Foi noticiado que a abertura da trilha entre o igarapé Maloca e o rio Juruá Mirim foi feita “no peito e na raça” ao longo de 60 dias. Aparentemente sem licença dos órgãos ambientais competentes. Além disso, não se sabe quem “pagou” as elevadas despesas para a abertura da trilha. Foi a Prefeitura de Porto Walter? A de Rodrigues Alves? Ou a de Cruzeiro do Sul?

É caso para o Ministério Público (Estadual e Federal) intervir e realizar uma rigorosa investigação tendo em vista que a abertura da trilha sem licença ambiental pode ter resultado em crimes contra a fauna e a flora.

Por um lado é inegável que a abertura da referida estrada facilitará o acesso dos moradores do médio e alto Juruá até a cidade de Cruzeiro do Sul (onde hospitais e escolas são mais equipados e de melhor qualidade) e de lá para a capital do estado, Rio Branco.

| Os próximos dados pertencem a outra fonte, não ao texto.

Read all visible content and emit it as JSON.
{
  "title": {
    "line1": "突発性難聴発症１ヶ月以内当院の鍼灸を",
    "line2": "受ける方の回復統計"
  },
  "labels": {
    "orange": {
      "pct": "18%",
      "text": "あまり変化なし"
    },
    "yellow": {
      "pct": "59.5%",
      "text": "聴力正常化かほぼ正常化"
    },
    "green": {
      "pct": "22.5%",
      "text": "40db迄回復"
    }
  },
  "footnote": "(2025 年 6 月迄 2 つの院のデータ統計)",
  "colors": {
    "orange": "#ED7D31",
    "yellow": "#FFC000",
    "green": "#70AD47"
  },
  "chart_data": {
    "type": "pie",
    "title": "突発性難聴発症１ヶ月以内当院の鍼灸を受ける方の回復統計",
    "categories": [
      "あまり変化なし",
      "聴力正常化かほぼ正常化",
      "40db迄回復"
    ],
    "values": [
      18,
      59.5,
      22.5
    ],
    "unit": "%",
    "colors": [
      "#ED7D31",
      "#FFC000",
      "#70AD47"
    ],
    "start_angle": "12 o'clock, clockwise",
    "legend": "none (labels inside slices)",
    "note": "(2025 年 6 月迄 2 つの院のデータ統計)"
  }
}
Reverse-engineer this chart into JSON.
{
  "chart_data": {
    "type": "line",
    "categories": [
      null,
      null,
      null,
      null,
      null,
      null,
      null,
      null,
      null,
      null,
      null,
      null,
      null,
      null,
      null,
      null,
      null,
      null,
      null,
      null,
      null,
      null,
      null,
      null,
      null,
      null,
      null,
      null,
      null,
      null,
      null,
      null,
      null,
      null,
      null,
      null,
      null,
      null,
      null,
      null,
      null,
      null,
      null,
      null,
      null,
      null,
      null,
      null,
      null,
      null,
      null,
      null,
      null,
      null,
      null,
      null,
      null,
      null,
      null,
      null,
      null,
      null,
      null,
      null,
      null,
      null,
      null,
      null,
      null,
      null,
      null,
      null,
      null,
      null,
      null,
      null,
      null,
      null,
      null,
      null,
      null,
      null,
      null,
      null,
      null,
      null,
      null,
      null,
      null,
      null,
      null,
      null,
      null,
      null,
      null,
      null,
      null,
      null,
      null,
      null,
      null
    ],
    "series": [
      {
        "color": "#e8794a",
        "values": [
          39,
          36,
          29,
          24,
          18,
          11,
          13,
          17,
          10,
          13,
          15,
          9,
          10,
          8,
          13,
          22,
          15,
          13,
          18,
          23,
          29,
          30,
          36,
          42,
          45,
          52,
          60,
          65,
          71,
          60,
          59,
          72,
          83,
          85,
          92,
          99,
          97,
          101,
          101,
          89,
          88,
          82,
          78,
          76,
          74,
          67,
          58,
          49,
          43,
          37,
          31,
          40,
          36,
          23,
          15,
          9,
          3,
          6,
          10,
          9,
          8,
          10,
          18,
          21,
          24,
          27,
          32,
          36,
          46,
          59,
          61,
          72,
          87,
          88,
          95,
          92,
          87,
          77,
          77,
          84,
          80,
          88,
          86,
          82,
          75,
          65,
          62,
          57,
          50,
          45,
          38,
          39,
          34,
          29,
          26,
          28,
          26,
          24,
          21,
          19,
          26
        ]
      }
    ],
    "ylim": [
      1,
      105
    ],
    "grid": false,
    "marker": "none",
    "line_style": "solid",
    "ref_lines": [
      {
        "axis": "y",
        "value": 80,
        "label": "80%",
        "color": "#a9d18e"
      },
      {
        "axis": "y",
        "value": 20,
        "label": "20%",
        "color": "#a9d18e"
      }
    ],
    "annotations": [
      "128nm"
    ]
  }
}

Ela também poderá baratear o preço de alimentos industrializados e outros bens de consumo, e facilitará o escoamento da produção agrícola no período do verão, quando o nível do rio Juruá limita o tráfego de barcos.

Por outro, já está provado que a abertura de estradas na Amazônia é vetor do desmatamento e explorações florestais e minerais ilegais. O suposto “progresso” representado por estradas como a rodovia BR-364 entre Cruzeiro do Sul e Rio Branco tem um preço.

Não foi coincidência que depois da pavimentação da mesma observou-se um aumento considerável na violência urbana, pobreza e problemas relacionados com o uso e tráfico de drogas nas cidades localizadas ao longo da mesma.

 

A expansão urbana desordenada ocorrida resultou em dificuldades financeiras para as cidades “beneficiadas” em razão do aumento explosivo na demanda de serviços públicos (escolas, hospitais, urbanização, eletricidade, água tratada e esgoto), além da pressão pela geração de empregos que, em geral, não se concretizaram.

Tarauacá e Sena Madureira são os melhores exemplos dessa situação: infraestruturas urbanas precárias, pobreza predominante, violência em níveis elevadíssimos e tráfico e uso de drogas em níveis nunca vistos.

É interessante que quando políticos e empresários “vendem” a ilusão do progresso que as estradas podem trazer para cidades isoladas, o mantra é um só: acabar com o “isolamento”.

Na prática, o “suposto” progresso e o fim do isolamento resultam invariavelmente em ganhos para as elites empresariais locais (comerciantes, fazendeiros e madeireiros). A maioria da população, especialmente a não qualificada, continuará a enfrentar duras condições de vida, sobrevivendo de subempregos, sem moradias dignas e precários serviços urbanos e de saúde.

Por isso, mesmo sabendo que as populações das cidades isoladas do interior do Acre são em esmagadora maioria a favor das estradas – porque ficam iludidas por um progresso que nunca virá – vale a pena alertar para os malefícios que a abertura “no peito e na raça” das mesmas poderá trazer.

Não é aceitável que essas “estradas para o progresso” deixem como legado para as futuras gerações o que temos visto hoje na maioria das cidades “integradas” por rodovias no interior do Acre: pobreza, desagregação familiar, violência e destruição ambiental.